We’ll start with the amount you eat. Having smaller meals can work out better, as you will be able to reduce the amount of stomach acid that is needed by your body to digest. This can alert the valve that it needs to close since there will be enough stomach acid for the food. You’ll also find that the digestive process takes less time.
It’s especially important to have something small and light if you know you are going to lie down soon afterward. This encourages your body to digest before you need to sleep.
When you still suffer, you’ll need to look at the type of food you’re eating; or the type that you’re not eating! For example, did you know that you may not be getting enough acid?
Sometimes, the acid reflux is due to the valve not knowing that it needs to close. The stomach says that it doesn’t have enough acid to digest the food, and then the acid leaves the stomach! If you eat more acid, you could help to give the body what it needs to help close the valve and keep everything where it needs to be in your stomach.
You will need to deal with the feeling of acid in your esophagus. If you can’t do that, then you need to neutralize the acid that is already there. The saliva naturally does this, so you need to produce more of it. You don’t want anything to eat, though.
Why not chew some gum? It will help to tell the stomach that more food is coming, and the body starts producing saliva to make the digestive process easier. Rather than swallowing food, you just swallow the saliva to neutralize the levels of acid in the body.

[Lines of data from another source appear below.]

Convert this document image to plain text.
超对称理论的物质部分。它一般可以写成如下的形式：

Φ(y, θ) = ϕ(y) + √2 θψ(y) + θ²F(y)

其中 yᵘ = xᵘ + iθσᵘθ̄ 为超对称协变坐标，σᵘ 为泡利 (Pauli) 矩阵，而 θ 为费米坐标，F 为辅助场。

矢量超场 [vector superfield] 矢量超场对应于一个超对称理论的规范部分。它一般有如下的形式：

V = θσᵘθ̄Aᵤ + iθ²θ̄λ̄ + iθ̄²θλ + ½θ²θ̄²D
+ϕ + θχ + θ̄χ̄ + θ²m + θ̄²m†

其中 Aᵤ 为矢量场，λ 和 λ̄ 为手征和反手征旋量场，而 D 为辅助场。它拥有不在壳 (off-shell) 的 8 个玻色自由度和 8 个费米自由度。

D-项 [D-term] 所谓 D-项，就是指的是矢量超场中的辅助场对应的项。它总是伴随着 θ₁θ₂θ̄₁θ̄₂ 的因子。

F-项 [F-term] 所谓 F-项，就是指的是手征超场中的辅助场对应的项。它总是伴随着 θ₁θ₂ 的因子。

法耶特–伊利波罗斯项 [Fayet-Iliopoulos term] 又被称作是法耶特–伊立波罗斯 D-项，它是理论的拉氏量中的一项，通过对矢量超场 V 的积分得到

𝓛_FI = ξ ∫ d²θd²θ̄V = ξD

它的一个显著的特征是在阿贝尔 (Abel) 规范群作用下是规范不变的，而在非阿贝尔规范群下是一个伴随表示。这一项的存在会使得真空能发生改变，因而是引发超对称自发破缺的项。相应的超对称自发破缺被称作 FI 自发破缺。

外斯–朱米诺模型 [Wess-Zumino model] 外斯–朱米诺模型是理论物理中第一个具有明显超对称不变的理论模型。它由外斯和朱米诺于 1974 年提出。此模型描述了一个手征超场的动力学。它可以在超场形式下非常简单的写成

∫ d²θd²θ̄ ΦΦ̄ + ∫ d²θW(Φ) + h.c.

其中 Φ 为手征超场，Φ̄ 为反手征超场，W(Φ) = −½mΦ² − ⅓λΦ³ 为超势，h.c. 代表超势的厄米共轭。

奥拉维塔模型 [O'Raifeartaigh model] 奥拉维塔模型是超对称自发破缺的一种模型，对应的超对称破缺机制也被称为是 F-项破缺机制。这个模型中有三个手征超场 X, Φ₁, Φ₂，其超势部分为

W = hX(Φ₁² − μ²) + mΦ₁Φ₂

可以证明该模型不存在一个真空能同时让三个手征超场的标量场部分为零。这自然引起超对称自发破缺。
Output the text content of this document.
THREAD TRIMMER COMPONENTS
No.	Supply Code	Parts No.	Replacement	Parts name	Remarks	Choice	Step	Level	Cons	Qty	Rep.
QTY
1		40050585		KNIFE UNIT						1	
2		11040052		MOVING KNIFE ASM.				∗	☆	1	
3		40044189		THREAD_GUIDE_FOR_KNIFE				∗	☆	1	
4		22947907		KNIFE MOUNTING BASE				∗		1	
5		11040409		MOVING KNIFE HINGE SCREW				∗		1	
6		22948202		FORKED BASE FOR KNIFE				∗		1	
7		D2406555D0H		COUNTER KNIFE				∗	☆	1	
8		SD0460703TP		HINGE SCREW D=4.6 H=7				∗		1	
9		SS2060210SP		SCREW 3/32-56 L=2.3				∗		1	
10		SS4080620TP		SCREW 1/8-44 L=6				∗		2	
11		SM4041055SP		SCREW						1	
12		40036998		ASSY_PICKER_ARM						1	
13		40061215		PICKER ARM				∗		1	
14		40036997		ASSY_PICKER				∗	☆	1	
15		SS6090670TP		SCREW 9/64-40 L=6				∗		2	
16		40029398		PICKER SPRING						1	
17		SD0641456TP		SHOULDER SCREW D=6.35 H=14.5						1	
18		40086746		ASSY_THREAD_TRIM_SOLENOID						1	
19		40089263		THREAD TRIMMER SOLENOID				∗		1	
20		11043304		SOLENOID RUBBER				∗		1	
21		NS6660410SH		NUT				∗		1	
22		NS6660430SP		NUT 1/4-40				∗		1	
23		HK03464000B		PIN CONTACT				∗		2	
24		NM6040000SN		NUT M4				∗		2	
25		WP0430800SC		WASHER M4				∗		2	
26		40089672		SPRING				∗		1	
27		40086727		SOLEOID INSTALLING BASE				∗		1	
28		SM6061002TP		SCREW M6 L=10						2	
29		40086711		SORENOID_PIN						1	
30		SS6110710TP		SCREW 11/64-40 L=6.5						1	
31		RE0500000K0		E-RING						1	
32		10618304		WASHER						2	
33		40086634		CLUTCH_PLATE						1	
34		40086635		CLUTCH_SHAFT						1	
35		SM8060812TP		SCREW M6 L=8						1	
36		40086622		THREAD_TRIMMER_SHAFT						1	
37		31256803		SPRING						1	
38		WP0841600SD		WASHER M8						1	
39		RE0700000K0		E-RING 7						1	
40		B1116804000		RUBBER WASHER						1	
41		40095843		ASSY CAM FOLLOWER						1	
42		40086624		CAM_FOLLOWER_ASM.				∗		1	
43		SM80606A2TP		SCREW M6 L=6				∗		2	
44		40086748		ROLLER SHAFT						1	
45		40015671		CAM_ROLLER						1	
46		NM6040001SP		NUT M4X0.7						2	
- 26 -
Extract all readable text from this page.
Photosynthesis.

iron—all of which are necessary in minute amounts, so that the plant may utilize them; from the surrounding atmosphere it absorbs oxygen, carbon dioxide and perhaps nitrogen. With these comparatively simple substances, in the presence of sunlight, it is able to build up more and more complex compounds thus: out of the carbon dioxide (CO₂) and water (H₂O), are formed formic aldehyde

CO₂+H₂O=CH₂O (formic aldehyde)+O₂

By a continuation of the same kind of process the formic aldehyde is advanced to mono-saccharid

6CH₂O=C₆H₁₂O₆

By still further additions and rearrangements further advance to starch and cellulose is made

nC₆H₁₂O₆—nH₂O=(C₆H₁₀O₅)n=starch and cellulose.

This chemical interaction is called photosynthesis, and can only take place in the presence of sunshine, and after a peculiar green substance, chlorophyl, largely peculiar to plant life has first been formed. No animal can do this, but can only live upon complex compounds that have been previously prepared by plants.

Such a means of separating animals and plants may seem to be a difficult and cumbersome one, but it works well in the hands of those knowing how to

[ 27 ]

You can do something similar by drinking more water. Alkaline water is great for this, as the pH levels will neutralize those in the acid. Have a glass by your bedside in case you wake up at night or drink right after eating. You can also use the alkaline water in your sports bottle while doing exercise because the water is beneficial in so many other ways for the health.
Opt for a bowl of oatmeal if you’re having a particularly bad day. Oatmeal, whether made with water or milk, doesn’t produce any acid. You’ll find that it soothes the pain on the way down. There’s a reason it is so great when we’re ill! You don’t need to make this from scratch. Those instant options are just as good for you when it comes to eliminating acid reflux for good.
We’ve already heard that ginger tea can help. It’s time to add more to your diet. Use it in your meals to offer soothing feelings while eating. You’ll also find it adds an oriental taste to your meals, and works extremely well in stir-fries and couscous dishes.
Water-based vegetables are a great alternative to the acidic ones. Rather than using tomatoes and onions in salads and dishes, opt for celery, spinach, and cucumber. You can also opt for some peppers, carrots, and mushrooms to help offer variety without the burning feeling.
When you do eat salads, avoid some of the dressings. Balsamic vinegar may make your heartburn worse, but an olive oil dressing can often work out to be soothing. Cheese dressings can help, but opt for full-fat versions to get all the antacid benefits.
Red meats can make your acid reflux worse, so substitute with poultry. Make sure you remove the skin from your chicken or turkey and cook them however you want. The only thing you should avoid is frying because this will add more fat to your diet.
It’s time to combat acid reflux. You can do it with your diet, by making some small and simple changes. One of the best things to do is reduce the acidity levels in your diet by drinking more alkaline water. You’ll hydrate on a daily basis while protecting your esophagus.
Just keep in mind that you should be wise in choosing what you eat. Be mindful of the effects of the food you take into your condition. There’s always a way to manage acid reflux and you should just keep yourself disciplined all the time.
There are times that the reflux is due to not having enough acid in the stomach, so this will be a trial and error. If you are worried or believe there may be an underlying cause, you should speak to your doctor. This will help to stop treating the symptoms and get help for the actual cause.